Approximately a third of mortgage brokers’ buy to let business will come from limited company clients in the next few years.
The prediction came from Mortgages for Business chief executive David Whittaker. Whittaker stated that there remained ‘considerable opportunity’ for mortgage brokers in the buy to let sector, despite a shrinking rental market.
At the Financial Services Expo in Manchester, Whittaker stated that falls in buy to let lending were beginning to stabilise but an uptick is not on the horizon. He said: ‘In 2018 we expect there to be £32 billion of gross lending, and this will fall to £28 billion in 2019. However we do believe this will have bottomed out by 2020, and a reshaped buy to let market is where advisers will do very well.’
Research from Mortgages for Business suggests that the buy to let market is currently evenly split between limited company and sole name business. However, seven out of 10 new purchases are now completed via a limited company structure proving its popularity.
According to One Savings Bank sales director Adrian Moloney, 17 lenders now offer close to 300 limited company products for mortgage brokers to choose from.
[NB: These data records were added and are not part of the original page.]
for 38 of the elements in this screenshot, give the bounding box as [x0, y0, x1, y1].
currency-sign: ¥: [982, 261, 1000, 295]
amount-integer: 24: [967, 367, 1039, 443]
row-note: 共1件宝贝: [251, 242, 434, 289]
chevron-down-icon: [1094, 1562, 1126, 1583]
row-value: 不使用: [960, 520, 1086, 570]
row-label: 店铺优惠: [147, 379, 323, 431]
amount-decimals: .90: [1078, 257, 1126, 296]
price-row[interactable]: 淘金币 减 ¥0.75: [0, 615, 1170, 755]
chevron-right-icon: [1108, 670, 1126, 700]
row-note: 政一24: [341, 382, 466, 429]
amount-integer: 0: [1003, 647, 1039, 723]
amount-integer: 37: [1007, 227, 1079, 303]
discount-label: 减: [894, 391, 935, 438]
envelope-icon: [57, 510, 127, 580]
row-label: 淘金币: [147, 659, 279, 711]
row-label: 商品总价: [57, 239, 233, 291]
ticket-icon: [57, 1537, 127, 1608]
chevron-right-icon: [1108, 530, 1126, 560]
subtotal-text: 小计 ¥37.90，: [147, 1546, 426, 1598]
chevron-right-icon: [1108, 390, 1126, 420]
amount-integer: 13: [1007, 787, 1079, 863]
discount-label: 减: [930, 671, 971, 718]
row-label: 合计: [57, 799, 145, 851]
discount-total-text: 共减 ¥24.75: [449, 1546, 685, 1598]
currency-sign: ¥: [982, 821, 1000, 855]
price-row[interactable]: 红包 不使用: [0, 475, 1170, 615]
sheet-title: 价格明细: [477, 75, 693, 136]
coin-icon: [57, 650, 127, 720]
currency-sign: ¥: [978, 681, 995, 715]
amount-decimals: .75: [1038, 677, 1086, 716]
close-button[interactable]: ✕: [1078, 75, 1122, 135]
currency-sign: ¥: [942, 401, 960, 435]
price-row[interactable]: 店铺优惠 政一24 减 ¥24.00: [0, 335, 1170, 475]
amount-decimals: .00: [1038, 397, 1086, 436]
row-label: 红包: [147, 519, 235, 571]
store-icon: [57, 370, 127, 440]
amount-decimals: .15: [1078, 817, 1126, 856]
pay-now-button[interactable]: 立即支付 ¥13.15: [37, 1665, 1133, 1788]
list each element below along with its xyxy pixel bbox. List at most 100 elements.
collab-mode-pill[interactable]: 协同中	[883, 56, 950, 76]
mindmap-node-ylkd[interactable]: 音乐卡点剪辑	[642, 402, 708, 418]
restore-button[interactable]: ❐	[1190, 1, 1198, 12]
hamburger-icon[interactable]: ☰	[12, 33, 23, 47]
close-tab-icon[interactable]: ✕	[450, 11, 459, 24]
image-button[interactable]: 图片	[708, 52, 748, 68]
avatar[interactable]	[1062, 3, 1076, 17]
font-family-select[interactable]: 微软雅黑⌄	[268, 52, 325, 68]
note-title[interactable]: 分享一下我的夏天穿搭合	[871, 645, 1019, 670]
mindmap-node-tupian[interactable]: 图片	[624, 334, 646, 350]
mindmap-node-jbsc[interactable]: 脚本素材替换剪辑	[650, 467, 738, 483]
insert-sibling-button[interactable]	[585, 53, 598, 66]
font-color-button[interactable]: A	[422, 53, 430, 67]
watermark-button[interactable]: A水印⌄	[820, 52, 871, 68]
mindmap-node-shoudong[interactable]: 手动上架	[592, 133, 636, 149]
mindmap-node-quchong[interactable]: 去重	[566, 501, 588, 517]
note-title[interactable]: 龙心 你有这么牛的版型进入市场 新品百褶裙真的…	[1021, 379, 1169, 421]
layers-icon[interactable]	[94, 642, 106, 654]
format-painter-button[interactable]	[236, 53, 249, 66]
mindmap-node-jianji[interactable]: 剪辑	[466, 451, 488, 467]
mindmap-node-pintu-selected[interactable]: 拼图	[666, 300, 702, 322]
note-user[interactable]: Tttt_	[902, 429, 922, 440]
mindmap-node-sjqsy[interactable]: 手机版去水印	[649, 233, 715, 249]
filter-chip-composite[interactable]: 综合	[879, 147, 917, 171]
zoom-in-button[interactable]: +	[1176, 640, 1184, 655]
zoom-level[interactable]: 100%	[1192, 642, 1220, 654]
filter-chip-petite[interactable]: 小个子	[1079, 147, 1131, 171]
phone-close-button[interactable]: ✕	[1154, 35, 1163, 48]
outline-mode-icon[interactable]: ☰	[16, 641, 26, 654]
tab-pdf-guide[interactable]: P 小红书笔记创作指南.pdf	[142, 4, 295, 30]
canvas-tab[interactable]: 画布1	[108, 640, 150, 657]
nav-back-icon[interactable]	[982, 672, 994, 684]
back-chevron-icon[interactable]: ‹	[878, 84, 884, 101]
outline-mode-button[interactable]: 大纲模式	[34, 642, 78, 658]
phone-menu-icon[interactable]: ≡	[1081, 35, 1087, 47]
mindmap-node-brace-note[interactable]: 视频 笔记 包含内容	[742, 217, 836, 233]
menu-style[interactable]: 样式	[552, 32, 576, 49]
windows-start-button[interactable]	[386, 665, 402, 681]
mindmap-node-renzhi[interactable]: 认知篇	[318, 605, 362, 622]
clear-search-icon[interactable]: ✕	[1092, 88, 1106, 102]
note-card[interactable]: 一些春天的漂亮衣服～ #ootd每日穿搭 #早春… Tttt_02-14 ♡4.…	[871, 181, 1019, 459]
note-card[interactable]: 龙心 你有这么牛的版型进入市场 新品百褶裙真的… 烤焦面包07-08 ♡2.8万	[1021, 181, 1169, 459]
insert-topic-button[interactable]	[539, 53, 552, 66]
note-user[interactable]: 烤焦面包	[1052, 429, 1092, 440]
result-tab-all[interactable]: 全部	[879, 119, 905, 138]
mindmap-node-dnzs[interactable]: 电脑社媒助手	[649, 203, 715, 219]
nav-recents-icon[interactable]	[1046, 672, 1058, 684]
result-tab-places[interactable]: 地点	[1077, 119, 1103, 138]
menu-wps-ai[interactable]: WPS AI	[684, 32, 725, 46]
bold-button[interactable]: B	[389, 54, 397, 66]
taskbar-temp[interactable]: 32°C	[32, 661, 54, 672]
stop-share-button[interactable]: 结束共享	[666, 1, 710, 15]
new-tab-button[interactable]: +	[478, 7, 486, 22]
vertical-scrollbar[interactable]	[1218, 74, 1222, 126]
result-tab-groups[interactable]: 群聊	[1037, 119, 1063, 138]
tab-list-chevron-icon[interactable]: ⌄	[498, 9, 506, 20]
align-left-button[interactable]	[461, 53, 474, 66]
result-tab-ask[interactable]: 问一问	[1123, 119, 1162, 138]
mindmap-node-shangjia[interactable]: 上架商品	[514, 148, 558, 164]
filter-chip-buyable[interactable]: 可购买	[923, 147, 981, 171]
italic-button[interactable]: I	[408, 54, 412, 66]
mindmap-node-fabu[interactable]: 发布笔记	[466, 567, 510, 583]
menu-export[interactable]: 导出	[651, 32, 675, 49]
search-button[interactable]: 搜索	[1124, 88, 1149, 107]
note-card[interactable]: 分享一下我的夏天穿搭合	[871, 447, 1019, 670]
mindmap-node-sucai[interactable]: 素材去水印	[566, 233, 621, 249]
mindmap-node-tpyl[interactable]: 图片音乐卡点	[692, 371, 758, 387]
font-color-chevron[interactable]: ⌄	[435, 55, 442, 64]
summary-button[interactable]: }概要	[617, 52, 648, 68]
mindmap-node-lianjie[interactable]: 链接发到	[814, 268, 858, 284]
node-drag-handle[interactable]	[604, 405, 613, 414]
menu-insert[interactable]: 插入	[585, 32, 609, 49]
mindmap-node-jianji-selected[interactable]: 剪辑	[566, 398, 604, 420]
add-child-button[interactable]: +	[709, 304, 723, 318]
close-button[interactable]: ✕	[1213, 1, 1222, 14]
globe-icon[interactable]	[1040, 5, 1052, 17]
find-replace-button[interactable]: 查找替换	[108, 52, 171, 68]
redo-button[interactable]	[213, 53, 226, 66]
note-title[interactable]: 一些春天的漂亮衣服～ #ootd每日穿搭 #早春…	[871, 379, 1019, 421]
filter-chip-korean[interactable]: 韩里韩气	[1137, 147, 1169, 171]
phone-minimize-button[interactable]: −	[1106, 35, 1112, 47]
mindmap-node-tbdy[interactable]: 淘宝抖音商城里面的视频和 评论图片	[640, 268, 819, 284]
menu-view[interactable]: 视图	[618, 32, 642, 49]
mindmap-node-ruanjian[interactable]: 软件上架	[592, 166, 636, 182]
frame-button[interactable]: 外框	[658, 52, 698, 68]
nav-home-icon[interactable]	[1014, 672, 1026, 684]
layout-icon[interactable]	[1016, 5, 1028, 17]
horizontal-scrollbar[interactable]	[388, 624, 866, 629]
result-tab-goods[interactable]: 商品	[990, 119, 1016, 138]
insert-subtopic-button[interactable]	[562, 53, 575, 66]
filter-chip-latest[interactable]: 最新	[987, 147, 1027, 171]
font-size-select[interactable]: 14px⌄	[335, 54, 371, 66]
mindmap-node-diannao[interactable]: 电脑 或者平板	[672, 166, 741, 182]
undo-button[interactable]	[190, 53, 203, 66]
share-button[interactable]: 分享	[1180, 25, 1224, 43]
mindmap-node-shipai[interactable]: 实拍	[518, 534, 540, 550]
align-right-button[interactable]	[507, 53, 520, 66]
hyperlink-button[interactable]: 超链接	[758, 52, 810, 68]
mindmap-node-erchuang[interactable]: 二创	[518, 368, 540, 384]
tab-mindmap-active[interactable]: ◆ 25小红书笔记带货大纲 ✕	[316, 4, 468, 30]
Whittaker also called for increased transparency from for buy to let lenders regarding their policies for properties that fail the new Energy Performance Certificate regulations.
The regulations that came into force on 1 April this year make it illegal for landlords to start new tenancies if a property has an EPC rating of F or G.
Whittaker said: ‘What will lenders’ position be on properties which don’t make the grade?
As of now only three lenders have made their position clear on this issue. Clients will need the right EPCs on all their properties, but 4.3 per cent of properties are currently in the worst ‘G’ rating – and over 11 per cent of these are in the private rental sector so this could be a major issue.’